The Zacks Consensus Estimate for third-quarter fiscal 2024 revenues is pegged at $114.6 million, suggesting a 2.9% decline from the year-ago reported number.

Key Picks

Some better-ranked stocks in the broader medical space are DaVita Inc. (DVA - Free Report) , Cardinal Health, Inc. (CAH - Free Report) and Integer Holdings Corporation (ITGR - Free Report) .

DaVita, carrying a Zacks Rank #1 (Strong Buy), has an estimated long-term growth rate of 12.1%. DVA’s earnings surpassed estimates in each of the trailing four quarters, with the average surprise being 35.6%. You can see the complete list of today’s Zacks #1 Rank stocks here.

DaVita’s shares have gained 47.1% compared with the industry’s 11.6% rise in the past year.

Cardinal Health, carrying a Zacks Rank of 2 (Buy) at present, has an estimated long-term growth rate of 15.9%. CAH’s earnings surpassed estimates in each of the trailing four quarters, with the average being 15.6%.
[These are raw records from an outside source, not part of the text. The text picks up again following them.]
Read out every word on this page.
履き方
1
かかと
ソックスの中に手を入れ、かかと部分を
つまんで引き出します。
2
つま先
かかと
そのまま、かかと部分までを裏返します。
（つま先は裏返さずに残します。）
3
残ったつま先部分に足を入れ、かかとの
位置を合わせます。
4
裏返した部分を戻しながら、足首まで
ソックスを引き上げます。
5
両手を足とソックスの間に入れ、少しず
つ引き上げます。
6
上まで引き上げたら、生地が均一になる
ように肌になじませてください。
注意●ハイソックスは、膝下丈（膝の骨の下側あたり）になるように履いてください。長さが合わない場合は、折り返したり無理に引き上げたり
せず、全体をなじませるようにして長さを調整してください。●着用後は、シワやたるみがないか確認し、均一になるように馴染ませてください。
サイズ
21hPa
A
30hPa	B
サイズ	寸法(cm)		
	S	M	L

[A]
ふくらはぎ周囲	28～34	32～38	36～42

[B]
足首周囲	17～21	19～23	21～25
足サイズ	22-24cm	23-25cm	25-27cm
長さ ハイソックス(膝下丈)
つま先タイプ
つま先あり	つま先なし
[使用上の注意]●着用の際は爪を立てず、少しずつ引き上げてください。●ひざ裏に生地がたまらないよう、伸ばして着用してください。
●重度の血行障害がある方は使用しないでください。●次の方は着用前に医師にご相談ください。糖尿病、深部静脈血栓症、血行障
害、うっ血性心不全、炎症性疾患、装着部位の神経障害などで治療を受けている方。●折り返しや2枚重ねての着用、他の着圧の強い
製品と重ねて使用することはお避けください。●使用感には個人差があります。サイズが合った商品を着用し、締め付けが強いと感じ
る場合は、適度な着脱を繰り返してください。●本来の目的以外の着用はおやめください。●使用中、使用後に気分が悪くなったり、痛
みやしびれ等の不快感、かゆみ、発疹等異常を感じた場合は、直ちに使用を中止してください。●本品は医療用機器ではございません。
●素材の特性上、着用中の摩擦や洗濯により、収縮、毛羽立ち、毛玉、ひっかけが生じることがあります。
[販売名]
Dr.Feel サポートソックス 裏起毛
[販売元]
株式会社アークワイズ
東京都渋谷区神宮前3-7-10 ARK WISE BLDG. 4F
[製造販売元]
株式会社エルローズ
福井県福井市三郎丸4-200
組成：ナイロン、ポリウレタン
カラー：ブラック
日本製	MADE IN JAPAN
Cardinal Health has gained 33.6% compared with the industry’s 11.3% rise in the past year.

Integer Holdings, carrying a Zacks Rank of 2 at present, has an estimated long-term growth rate of 15%. ITGR’s earnings surpassed estimates in each of the trailing four quarters, with the average surprise being 11.5%.

Integer Holdings’ shares have rallied 34.9% compared with the industry’s 9.3% rise in the past year.